On-Premise#

Create a Kubernetes cluster to be used as a backend for job execution on your own infrastructure.

Prerequisites#

Before setting up your on-premises Kubernetes cluster, ensure you have the necessary hardware and software infrastructure available.

Important

  • Kubernetes Version: v1.30.0 or later

  • Architecture: x86_64 or arm64

  • Container Runtime: containerd 1.7.27+

  • Networking: All nodes must be routable with stable IP addresses, DNS resolution, and outbound internet access to container registries and the OSMO service

  • Security: Enable encryption at rest for etcd and persistent volumes, TLS for communications - Encrypt Data

Node Requirements#

Node Type

Specification

Configuration

Control Plane

  • 12 cores minimum

  • 24 GB RAM minimum

  • 200 GB disk minimum

  • High availability recommended for production (3+ control plane nodes)
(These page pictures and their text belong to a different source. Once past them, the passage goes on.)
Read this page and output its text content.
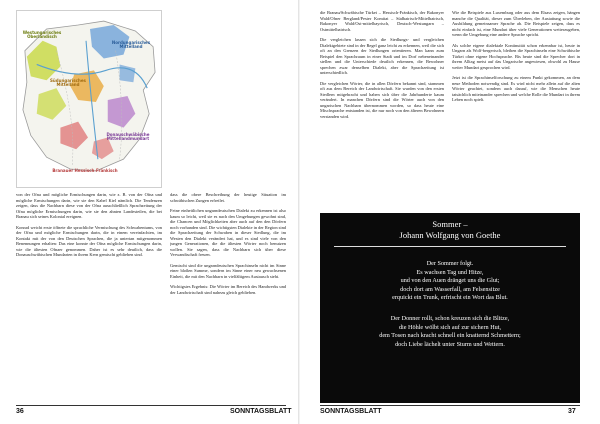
Westungarisches Oberlandisch
Nordungarisches Mittelland
Südungarisches Mittelland
Donauschwäbische Mittellandmundart
Branauer Hessisch-Fränkisch

von der Ofna und mögliche Ermischungen darin, wie z. B. von der Ofna und mögliche Ermischungen darin, wie sie den Kabel Kiel nämlich. Die Tendenzen zeigen, dass die Nachbarn diese von der Ofna ausschließlich Sprachzeitung der Ofna mögliche Ermischungen darin, wie sie den ahnten Landesteilen, die bei Branau sich seines Kolonial ereignen.

Konrad weicht erste öffnete die sprachliche Vermischung des Schwabentums, von der Ofna und mögliche Ermischungen darin, die in einem vereinfachten, im Kontakt mit der von den Deutschen Sprachen, die ja untertan mitgenommen Benennungen erhalten: Das eine konnte der Ofna mögliche Ermischungen darin, wie die ältesten Ofnaer genommen. Daher ist es sehr deutlich, dass die Donauschwäbischen Mundarten in ihrem Kern gemischt geblieben sind.

dass die obere Beschreibung der heutige Situation im schwäbischen Zungen erfreilet.

Feine einheitlichen ungarndeutschen Dialekt zu erkennen ist also kaum so leicht, weil sie es nach den Umgebungen gewohnt sind, die Chancen und Möglichkeiten aber auch auf den den Dörfern noch vorhanden sind. Die wichtigsten Dialekte in der Region sind die Sprachzeitung der Schwaben in dieser Siedlung, die im Westen den Dialekt verändert hat, und es sind viele von den jungen Generationen, die die ältesten Wörter noch benutzen wollen. Sie sagen, dass die Nachbarn sich über diese Verwandtschaft freuen.

Gemischt sind die ungarndeutschen Sprachinseln nicht im Sinne einer bloßen Summe, sondern im Sinne einer neu gewachsenen Einheit, die mit den Nachbarn in vielfältigem Austausch steht.

Wichtigstes Ergebnis: Die Wörter im Bereich des Handwerks und der Landwirtschaft sind nahezu gleich geblieben.

36	SONNTAGSBLATT

die Branau/Schwäbische Türkei – Hessisch-Fränkisch, der Bakonyer Wald/Ofner Bergland/Pester Komitat – Südbairisch-Mittelbairisch, Bakonyer Wald/Ost-mittelbayrisch, Deutsch-Westungarn – Ostmittelbairisch.

Die vergleichen lassen sich die Siedlungs- und vergleichen Dialektgebiete sind in der Regel ganz leicht zu erkennen, weil die sich oft an den Grenzen der Siedlungen orientieren. Man kann zum Beispiel den Sprachraum in einer Stadt und im Dorf nebeneinander stellen und die Unterschiede deutlich erkennen, die Bewohner sprechen zwar denselben Dialekt, aber die Sprachzeitung ist unterschiedlich.

Die vergleichen Wörter, die in allen Dörfern bekannt sind, stammen oft aus dem Bereich der Landwirtschaft. Sie wurden von den ersten Siedlern mitgebracht und haben sich über die Jahrhunderte kaum verändert. In manchen Dörfern sind die Wörter auch von den ungarischen Nachbarn übernommen worden, so dass heute eine Mischsprache entstanden ist, die nur noch von den älteren Bewohnern verstanden wird.

Wie die Beispiele aus Luxemburg oder aus dem Elsass zeigen, hängen manche die Qualität, dieser zum Überleben, der Austattung sowie die Ausbildung gemeinsamer Sprache ab. Die Beispiele zeigen, dass es nicht einfach ist, eine Mundart über viele Generationen weiterzugeben, wenn die Umgebung eine andere Sprache spricht.

Als solche eigene dialektale Kontinuität schon erkennbar ist, heute in Ungarn als Wolf-bergerisch, bleiben die Sprachinseln eine Schwäbische Türkei ohne eigene Hochsprache. Bis heute sind die Sprecher dort in ihrem Alltag meist auf das Ungarische angewiesen, obwohl zu Hause weiter Mundart gesprochen wird.

Jetzt ist die Sprachinselforschung zu einem Punkt gekommen, an dem neue Methoden notwendig sind. Es wird nicht mehr allein auf die alten Wörter geachtet, sondern auch darauf, wie die Menschen heute tatsächlich miteinander sprechen und welche Rolle die Mundart in ihrem Leben noch spielt.

SONNTAGSBLATT	37
Sommer –
Johann Wolfgang von Goethe
Der Sommer folgt.
Es wachsen Tag und Hitze,
und von den Auen dränget uns die Glut;
doch dort am Wasserfall, am Felsensitze
erquickt ein Trunk, erfrischt ein Wort das Blut.
Der Donner rollt, schon kreuzen sich die Blitze,
die Höhle wölbt sich auf zur sichern Hut,
dem Tosen nach kracht schnell ein knatternd Schmettern;
doch Liebe lächelt unter Sturm und Wettern.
  • Ubuntu 22.04+ or equivalent enterprise Linux

Backend-Operator

  • 4 cores minimum

  • 8 GB RAM minimum

  • 50 GB disk minimum

  • Dedicated nodes for osmo-backend-operator

  • Auto-scaling: 1-3 nodes recommended

  • Label: node-type=operator

  • Optional taints to isolate operator workloads

Compute (CPU)

  • Size per workload needs

  • Configure auto-scaling

  • Label: node-type=compute

  • Optional taints to isolate workflow pods

Compute (GPU x86_64)

  • Size per workload needs

  • NVIDIA Driver 535.216.03+

  • CUDA 12.6+

Compute (GPU Jetson)

  • JetPack 6.2+

  • Includes CUDA 12.6

Setup Guide#

Kubeadm (Upstream Kubernetes)

Kubeadm is the official tool for bootstrapping Kubernetes clusters and provides full control over cluster configuration.

Documentation:

Key Steps:

  1. Install containerd 1.7.27+ as the container runtime

  2. Configure control plane and worker nodes per specifications above

  3. Apply appropriate node labels (node-type=operator, node-type=compute, node-type=gpu, node-type=jetson)
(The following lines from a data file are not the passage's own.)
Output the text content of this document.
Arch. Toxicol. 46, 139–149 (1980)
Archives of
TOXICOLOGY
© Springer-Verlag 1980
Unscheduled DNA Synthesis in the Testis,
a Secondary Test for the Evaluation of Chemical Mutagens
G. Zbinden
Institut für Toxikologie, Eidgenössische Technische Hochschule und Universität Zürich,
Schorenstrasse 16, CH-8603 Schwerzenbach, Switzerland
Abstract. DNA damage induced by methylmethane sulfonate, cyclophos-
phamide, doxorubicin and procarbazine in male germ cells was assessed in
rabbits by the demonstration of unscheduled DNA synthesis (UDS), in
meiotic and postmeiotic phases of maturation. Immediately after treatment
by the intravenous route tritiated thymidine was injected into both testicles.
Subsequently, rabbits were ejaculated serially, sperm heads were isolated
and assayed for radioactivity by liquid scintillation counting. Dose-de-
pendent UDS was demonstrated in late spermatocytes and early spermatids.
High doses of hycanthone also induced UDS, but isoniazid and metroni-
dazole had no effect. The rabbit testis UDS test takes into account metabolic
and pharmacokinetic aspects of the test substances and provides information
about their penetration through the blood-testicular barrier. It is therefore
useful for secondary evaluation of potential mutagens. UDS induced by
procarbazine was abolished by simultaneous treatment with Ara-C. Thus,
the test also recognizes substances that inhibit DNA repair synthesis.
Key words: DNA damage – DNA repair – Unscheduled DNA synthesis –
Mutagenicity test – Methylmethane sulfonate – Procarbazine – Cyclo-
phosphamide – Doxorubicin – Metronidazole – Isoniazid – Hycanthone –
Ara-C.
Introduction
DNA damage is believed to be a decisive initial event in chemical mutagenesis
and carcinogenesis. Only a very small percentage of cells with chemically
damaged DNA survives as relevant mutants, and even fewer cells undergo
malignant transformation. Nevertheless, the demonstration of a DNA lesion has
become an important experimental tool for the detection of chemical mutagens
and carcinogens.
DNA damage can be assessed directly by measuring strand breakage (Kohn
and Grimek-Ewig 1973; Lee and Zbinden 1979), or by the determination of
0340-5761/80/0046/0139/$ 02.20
  4. For GPU nodes (x86_64): Install NVIDIA drivers (535.216.03+), CUDA (12.6+), and NVIDIA Container Toolkit

  5. For GPU nodes (Jetson): Install JetPack 6.2+ (includes CUDA and container runtime)

  6. Configure CNI plugin and verify CoreDNS is operational

  7. Configure firewall rules per Kubernetes Ports and Protocols

Note

For production deployments, configure high availability with 3+ control plane nodes and enable encryption at rest for etcd.